On 19 March, Khan wrote to Prime Minister Narendra Modi, offering his help as a medical professional to fight the coronavirus.
“Sir, with my 20 years of experience in medical field and more so by those 103 free medical camps I had conducted since out of jail after BRD oxygen tragedy, I feel I could be of some help in curtailing this disease,” he wrote.
The Supreme Court on 23 March 2020 ordered all states to release some prisoners on parole or bail to reduce overcrowding in prisons. It also directed states to constitute committees to decide on the matter. Maharashtra was one of the first states to comply.
In June, a UP government official told The New Indian Express that it released 17,963 prisoners on parole, in accordance with the Supreme Court’s order. Khan was not one of them.
In his letter, Khan detailed his daily routine, from waking up at 5 am to falling asleep after the evening maghrib prayer. “In a jail made for 534 inmates, there are 1,600 people kept with one barrack holding at least 100-125 of us,” he wrote. “There are just 4-6 toilets.”
After a breakfast of daliya (broken wheat) or channa (chickpeas), Khan said, he would walk for a few minutes before going to his barrack and relaxing on his fatta (a bed made using a blanket and a bedsheet).
“People sleep very close to one another so forget social distancing; you are surrounded by millions of flies all the time,” he wrote. “You have to keep flicking them away. Even if you stop in between for 5-10 minutes, they rest on your body.”

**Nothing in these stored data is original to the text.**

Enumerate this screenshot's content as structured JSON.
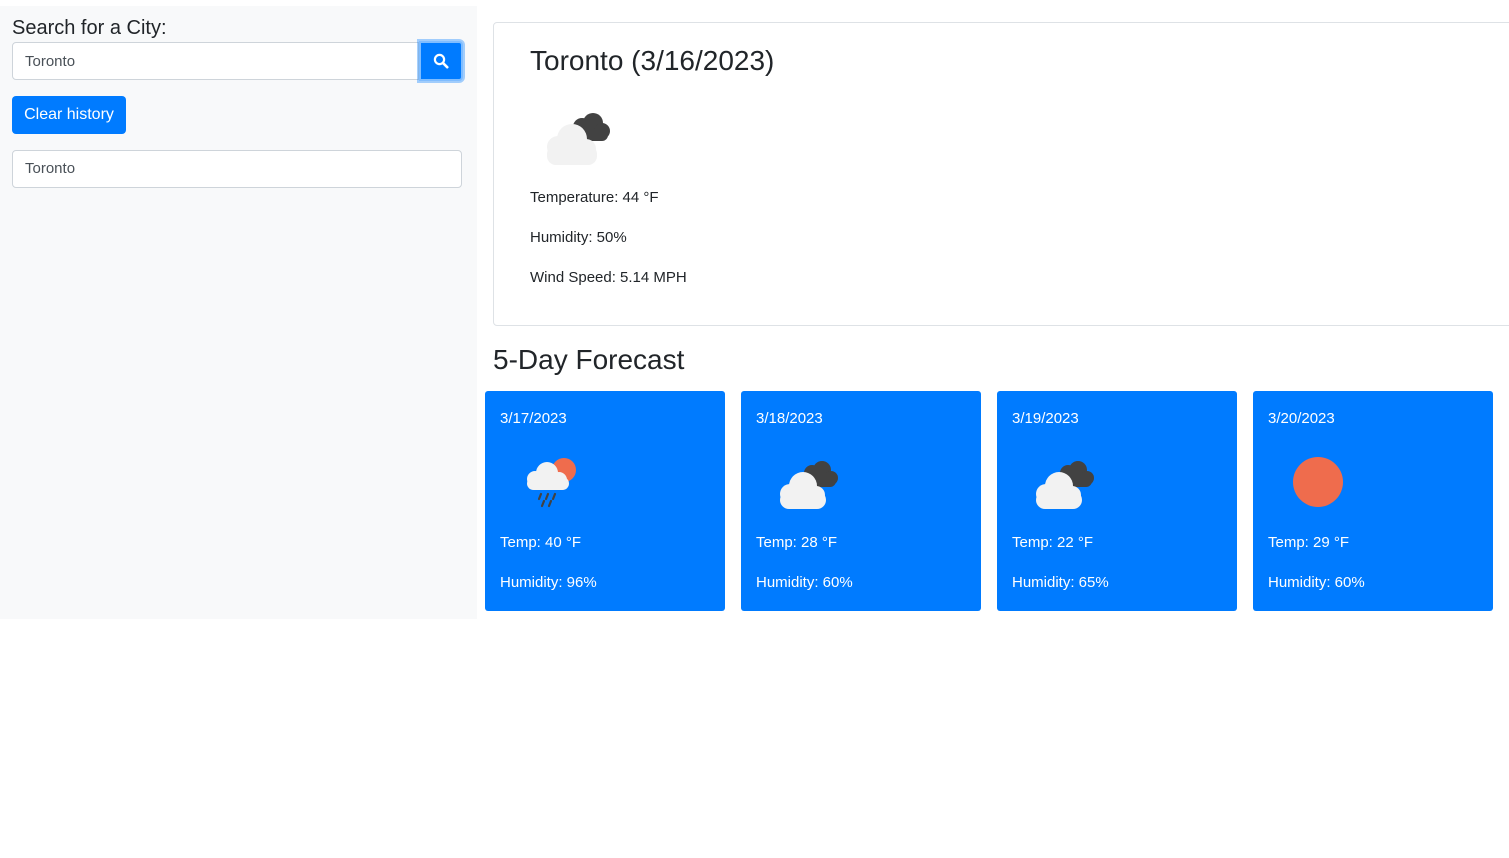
{
  "sidebar": {
    "search_label": "Search for a City:",
    "search_value": "Toronto",
    "search_icon": "search-icon",
    "clear_label": "Clear history",
    "history": [
      "Toronto"
    ]
  },
  "current": {
    "title": "Toronto (3/16/2023)",
    "icon": "broken-clouds-icon",
    "temperature": "Temperature: 44 °F",
    "humidity": "Humidity: 50%",
    "wind": "Wind Speed: 5.14 MPH"
  },
  "forecast": {
    "heading": "5-Day Forecast",
    "days": [
      {
        "date": "3/17/2023",
        "icon": "rain-icon",
        "temp": "Temp: 40 °F",
        "humidity": "Humidity: 96%"
      },
      {
        "date": "3/18/2023",
        "icon": "broken-clouds-icon",
        "temp": "Temp: 28 °F",
        "humidity": "Humidity: 60%"
      },
      {
        "date": "3/19/2023",
        "icon": "broken-clouds-icon",
        "temp": "Temp: 22 °F",
        "humidity": "Humidity: 65%"
      },
      {
        "date": "3/20/2023",
        "icon": "clear-sky-icon",
        "temp": "Temp: 29 °F",
        "humidity": "Humidity: 60%"
      }
    ]
  },
  "colors": {
    "primary": "#007bff",
    "sidebar_bg": "#f8f9fa",
    "sun": "#ef6c4d",
    "dark_cloud": "#424242",
    "light_cloud": "#f2f2f2"
  }
}
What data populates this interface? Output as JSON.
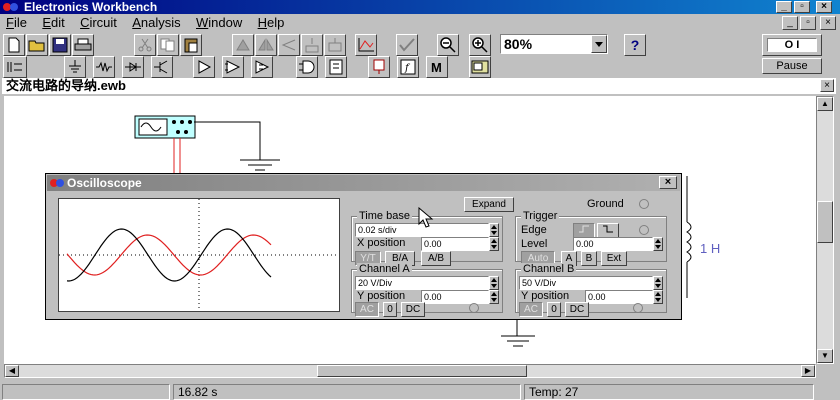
{
  "app": {
    "title": "Electronics Workbench"
  },
  "menu": [
    "File",
    "Edit",
    "Circuit",
    "Analysis",
    "Window",
    "Help"
  ],
  "menu_hotkeys": [
    "F",
    "E",
    "C",
    "A",
    "W",
    "H"
  ],
  "zoom": {
    "value": "80%"
  },
  "toolbar": {
    "help": "?",
    "pause_label": "Pause",
    "power_switch": "O  I"
  },
  "document": {
    "title": "交流电路的导纳.ewb"
  },
  "circuit": {
    "inductor_label": "1 H"
  },
  "oscilloscope": {
    "title": "Oscilloscope",
    "expand_label": "Expand",
    "ground_label": "Ground",
    "timebase": {
      "label": "Time base",
      "value": "0.02 s/div",
      "xpos_label": "X position",
      "xpos_value": "0.00",
      "modes": [
        "Y/T",
        "B/A",
        "A/B"
      ]
    },
    "trigger": {
      "label": "Trigger",
      "edge_label": "Edge",
      "level_label": "Level",
      "level_value": "0.00",
      "sources": [
        "Auto",
        "A",
        "B",
        "Ext"
      ]
    },
    "channel_a": {
      "label": "Channel A",
      "value": "20 V/Div",
      "ypos_label": "Y position",
      "ypos_value": "0.00",
      "coupling": [
        "AC",
        "0",
        "DC"
      ]
    },
    "channel_b": {
      "label": "Channel B",
      "value": "50 V/Div",
      "ypos_label": "Y position",
      "ypos_value": "0.00",
      "coupling": [
        "AC",
        "0",
        "DC"
      ]
    },
    "traces": {
      "a_color": "#000000",
      "b_color": "#e02020"
    }
  },
  "status": {
    "time": "16.82 s",
    "temp": "Temp:  27"
  }
}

Khan said he ate the watery dal and boiled vegetables served daily only to survive. “Due to the coronavirus, nobody can even meet me from outside. Otherwise they would bring me fruits and that would be good enough to survive on, but not now.”
“With just one attached toilet, 125-150 inmates, the smell of their sweat and urine mixed with unbearable heat due to electricity cuts makes life hell over here: A living hell indeed.
“I try to read but cannot focus due to suffocation. It sometimes feels that I might fall due to dizziness caused by that suffocation. So I keep on drinking water.”
He said it was impossible to focus on anything. “After reading the maghrib prayers, I sit with a novel for a long time, trying to read at least a bit. But all in vain as it is so suffocating that I can’t just explain…
“The entire barrack seems like fish market infused with all kinds of smells including those someone coughing, sneezing, farting, urinating or sweating. Some people snore, some fight, some scratch themselves,” he said.
“Usually the entire night is spent sitting, waiting for the morning.”